Stochastic Thermodynamics of the Single Cell
University of Washington (2022-2023)
We present a treatment on statistical measurements of a collection of independent and identically distributed complex particles, showing how the concept of temperature and an ideal gas/solution law arise from this statistical analysis without relying on the concept of mechanical energy. Indeed, when sampling from an ergodic system, the data ad infinitum limit elucidates how the entropy function characterizes randomness among measurements with the emergence of a novel energetic representation for the statistics. This generalization of Gibbs' theory is applicable to statistical measurements on single living cells and other complex biological organisms, one individual at a time.
Angelini, E. and Qian, H. "Statistical analysis of random motion and energetic behavior of counting: Gibbs' theory revisited." J Phys Chem B 127(11): 2552-2564 (2023). doi: 10.1021/acs.jpcb.2c08976.
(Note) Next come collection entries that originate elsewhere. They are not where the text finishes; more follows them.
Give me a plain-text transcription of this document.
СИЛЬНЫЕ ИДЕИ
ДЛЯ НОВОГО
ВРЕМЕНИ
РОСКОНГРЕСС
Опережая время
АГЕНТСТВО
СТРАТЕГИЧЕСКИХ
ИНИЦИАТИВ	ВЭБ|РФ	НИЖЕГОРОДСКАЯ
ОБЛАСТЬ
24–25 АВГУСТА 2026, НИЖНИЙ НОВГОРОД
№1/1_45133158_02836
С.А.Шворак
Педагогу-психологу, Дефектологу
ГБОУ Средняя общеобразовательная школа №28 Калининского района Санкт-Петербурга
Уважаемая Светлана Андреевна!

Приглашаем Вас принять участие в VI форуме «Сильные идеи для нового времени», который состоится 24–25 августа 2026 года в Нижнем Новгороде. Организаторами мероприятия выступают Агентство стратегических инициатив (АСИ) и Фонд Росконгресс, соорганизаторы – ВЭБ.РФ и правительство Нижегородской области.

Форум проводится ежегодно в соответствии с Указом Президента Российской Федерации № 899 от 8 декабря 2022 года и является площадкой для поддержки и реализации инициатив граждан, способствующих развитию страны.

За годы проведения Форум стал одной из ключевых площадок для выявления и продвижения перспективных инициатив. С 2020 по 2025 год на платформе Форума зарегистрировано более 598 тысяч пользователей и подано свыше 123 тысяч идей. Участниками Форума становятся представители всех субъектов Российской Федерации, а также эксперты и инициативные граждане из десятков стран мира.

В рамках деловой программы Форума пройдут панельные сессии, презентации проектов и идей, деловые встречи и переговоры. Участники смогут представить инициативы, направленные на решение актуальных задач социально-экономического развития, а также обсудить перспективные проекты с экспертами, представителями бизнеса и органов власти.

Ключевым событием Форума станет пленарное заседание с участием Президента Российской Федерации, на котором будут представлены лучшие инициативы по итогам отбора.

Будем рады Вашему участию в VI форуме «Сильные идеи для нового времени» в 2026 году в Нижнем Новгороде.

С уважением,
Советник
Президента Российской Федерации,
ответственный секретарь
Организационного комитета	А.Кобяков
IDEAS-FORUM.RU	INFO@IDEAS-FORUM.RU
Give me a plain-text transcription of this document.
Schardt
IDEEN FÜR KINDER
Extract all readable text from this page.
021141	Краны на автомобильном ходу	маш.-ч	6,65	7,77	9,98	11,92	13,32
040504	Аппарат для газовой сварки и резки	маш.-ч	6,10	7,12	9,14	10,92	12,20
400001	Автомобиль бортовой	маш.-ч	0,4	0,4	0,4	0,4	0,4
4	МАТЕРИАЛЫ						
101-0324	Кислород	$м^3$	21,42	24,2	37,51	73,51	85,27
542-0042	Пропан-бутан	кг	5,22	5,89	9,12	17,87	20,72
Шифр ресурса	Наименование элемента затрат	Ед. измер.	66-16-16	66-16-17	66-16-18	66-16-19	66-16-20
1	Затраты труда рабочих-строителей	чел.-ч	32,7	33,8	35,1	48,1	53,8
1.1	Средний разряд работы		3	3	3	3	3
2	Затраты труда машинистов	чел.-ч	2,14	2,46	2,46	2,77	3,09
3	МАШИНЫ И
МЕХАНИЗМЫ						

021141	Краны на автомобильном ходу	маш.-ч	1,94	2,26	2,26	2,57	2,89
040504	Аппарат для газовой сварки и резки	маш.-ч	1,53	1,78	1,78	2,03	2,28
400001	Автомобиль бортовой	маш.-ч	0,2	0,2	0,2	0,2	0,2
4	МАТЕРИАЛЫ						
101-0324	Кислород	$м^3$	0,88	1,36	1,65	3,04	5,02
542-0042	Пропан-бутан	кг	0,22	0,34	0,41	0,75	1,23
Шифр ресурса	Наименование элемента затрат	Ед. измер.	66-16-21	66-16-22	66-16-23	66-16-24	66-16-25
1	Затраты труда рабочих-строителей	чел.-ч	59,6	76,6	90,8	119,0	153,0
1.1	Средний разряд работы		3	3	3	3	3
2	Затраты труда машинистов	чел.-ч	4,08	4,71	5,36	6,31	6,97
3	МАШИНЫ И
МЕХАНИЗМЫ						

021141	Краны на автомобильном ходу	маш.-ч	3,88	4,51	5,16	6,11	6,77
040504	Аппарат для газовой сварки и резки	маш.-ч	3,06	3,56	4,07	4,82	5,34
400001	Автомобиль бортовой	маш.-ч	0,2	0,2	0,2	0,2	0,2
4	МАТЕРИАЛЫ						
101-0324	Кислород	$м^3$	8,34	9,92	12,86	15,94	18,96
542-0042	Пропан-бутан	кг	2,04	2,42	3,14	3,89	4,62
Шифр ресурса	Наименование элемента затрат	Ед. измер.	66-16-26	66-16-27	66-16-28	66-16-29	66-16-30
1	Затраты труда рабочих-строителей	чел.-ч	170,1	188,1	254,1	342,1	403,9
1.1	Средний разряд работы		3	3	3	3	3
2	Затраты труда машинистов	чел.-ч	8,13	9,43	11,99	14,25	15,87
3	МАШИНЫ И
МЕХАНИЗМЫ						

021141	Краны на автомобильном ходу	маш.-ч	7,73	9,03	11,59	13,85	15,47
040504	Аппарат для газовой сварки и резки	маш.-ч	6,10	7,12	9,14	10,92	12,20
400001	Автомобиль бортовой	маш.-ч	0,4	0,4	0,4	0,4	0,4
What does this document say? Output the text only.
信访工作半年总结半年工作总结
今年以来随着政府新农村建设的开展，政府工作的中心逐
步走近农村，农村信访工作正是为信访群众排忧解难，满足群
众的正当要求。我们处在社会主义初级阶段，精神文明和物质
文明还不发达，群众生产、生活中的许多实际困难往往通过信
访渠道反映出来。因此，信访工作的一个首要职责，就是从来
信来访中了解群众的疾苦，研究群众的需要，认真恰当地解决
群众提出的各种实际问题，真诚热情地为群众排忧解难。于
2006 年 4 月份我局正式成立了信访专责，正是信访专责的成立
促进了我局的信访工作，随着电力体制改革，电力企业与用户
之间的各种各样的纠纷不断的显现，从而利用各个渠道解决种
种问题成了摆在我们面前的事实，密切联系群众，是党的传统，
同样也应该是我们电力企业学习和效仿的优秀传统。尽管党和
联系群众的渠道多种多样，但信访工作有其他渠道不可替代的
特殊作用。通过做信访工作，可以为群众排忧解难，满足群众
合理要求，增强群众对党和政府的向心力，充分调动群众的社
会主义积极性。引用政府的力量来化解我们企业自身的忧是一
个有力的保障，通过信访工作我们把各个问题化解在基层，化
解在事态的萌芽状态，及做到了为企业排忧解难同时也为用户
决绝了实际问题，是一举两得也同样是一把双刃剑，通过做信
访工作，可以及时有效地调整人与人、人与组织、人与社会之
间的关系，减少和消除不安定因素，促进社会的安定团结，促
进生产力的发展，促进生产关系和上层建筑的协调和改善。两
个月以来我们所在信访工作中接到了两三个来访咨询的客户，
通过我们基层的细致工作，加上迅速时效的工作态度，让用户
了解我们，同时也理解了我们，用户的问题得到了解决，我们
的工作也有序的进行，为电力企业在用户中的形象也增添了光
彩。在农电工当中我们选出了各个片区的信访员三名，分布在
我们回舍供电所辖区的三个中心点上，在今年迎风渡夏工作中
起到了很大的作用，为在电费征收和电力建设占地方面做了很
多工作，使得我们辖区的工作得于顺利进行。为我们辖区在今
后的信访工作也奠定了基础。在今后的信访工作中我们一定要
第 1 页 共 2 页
Evolutionary Dynamics of Tumor Recurrence
University of Washington & Institue for Systems Biology (2019-2022)
Intratumor cellular heterogeneity and non-genetic cell plasticity in tumors pose a recently recognized challenge to cancer treatment, particularly when it comes to a "stem-like" cell state that confers resistance to treatment. The double-edged-sword mechanism of treatment-induced drug resistance complements the selection of preexisting resistant cells in explaining post-treatment progression. Here, we present a generic elementary model and analytical examination of this intrinsic limitation to therapy.
Angelini et al. "A model for the intrinsic limit of cancer therapy: Duality of treatment-induced cell death and treatment-induced stemness." PLoS Comput Biol 18(7): 1010319 (2022). doi: 10.1371/journal.pcbi.1010319.